I mean, if you don’t like your job, it’s worth stepping through the possibilities and ramifications, but if you do like your job even passably well, generally not. Turning almost anything into a business substantially alters the practical processes involved, as well as substantially altering the psychological processes involved; many people who try to turn beloved hobbies into jobs lose both their enjoyment of the hobby and income, and I think that’s a pity, and also think it’s an enormous pity that our culture is increasingly pressuring people to turn hobbies into businesses without regard for the practical or psychological results; some mix of assertive “do what you love!” and over-materialistic “only what brings in money is worthwhile” weirdness.
(that said, people who already work for themselves have better odds of knowing how turning an activity into a business might alter its character – and also whether they’re up for the additional administrative overhead of various kinds – so that’s a bonus.)
I usually don’t give people this screed. I just say thank you, because generally it’s primarily intended as a compliment. But if people persist or are pushy about it, I then tend to run a quick estimate in my head of the “if I had been paid minimum wage for every hour of design and physical work on this thing you’re admiring” money amount and tell them that math, at which point they usually blink and shut up. Or tell them the other thing I have discovered about myself: it is fun to design things for people who are grateful and enthusiastic and it is no fun to design things for people who are cranky and entitled; if you run a business, especially a business custom-making things, you will have to deal with the cranky entitled people as well as with the nice ones.
But really: being able to make very good coffee is not the same axis as enjoying running a coffee shop [or, for that matter, being good at it, although given you have small business success, your odds on that would be greater – and given you have small business experience, you’d at least have some concept of the additional administrative load, although food service would probably be… different]. I’m very in favor of small businesses, but I’m in favor of *informed* small businesses, not having tons and tons of people every year start up unsustainable, miserable small businesses and then crash and burn on what they most enjoyed doing, all because they were told that “following their passions” in precisely that way is the way to succeed… sigh.
(I also thoroughly enjoyed the details on how to roast coffee and the practicalities of various decisions! Thank you for this post!)
Yup, you get it! Glad you enjoyed the post.

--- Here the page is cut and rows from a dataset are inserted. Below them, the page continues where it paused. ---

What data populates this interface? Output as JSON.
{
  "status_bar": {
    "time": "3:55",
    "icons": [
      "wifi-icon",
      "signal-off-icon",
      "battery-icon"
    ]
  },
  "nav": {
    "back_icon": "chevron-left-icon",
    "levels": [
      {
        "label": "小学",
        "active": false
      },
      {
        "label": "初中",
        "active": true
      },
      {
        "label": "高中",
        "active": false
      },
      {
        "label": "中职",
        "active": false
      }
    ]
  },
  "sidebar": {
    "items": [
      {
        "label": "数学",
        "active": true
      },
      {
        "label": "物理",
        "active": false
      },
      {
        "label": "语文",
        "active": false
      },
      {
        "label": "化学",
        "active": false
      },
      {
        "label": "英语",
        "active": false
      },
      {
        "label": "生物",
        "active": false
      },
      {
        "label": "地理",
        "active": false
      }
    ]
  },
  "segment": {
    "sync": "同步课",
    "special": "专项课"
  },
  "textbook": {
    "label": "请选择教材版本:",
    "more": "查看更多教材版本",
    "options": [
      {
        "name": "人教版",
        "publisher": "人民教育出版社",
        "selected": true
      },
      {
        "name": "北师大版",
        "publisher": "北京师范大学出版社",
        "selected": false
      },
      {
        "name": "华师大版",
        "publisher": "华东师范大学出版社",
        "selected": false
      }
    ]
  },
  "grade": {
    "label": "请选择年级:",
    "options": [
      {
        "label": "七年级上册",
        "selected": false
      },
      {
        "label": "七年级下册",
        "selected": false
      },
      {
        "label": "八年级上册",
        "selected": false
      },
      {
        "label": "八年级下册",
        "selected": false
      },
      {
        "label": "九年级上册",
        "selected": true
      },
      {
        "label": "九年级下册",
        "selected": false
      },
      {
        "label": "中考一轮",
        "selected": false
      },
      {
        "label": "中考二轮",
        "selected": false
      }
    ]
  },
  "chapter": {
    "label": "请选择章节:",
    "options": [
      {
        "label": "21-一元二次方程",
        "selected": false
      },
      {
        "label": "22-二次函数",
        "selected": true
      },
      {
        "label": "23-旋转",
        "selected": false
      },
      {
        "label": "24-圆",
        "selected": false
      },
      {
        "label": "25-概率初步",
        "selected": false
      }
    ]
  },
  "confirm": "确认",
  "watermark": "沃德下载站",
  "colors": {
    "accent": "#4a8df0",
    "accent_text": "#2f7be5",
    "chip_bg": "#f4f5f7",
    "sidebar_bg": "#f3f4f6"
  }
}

not unlike knitting socks for friends/family – or sweaters for me – people have no clue how much time is involved. (They see the price in stores, and think that’s a reasonable price. For machine-made, mass-produced, with cheap labor, yes.) I tell them the cost of yarn for good stuff, and how many hours of time are involved, and they go away.
Lenore, both you and my wife can be credited with getting me into this new hobby. I roast frequently, and think of you often. We make it through 1+ lb per week. My order at Sweet Maria’s just made it to a 5 lb bag of Guatemalan beans, in addition to the other 13 lbs of other assorted 2 lb bags. Thanks for the article, and the inspiration. Ethan.
I have been happier doing a 3/4 pound of green coffee at the 1 pound setting in my Behmor for espresso. It seems to make a better product than a slower roast using more beans. Takes about 12 minutes to reach first crack.
I was talking with someone not long ago who hadn’t heard of reducing the bean quantity. I’m glad to hear that people play with that variable to get the roast they like.
Thanks for info on the Behmor roaster as I plan to order one 👍🏻
The 1600 isn’t available any longer. The current model, the 1600 plus, requires regular input during the roast to ensure human supervision., which annoyed some people. It is also programmable, so some folks like that.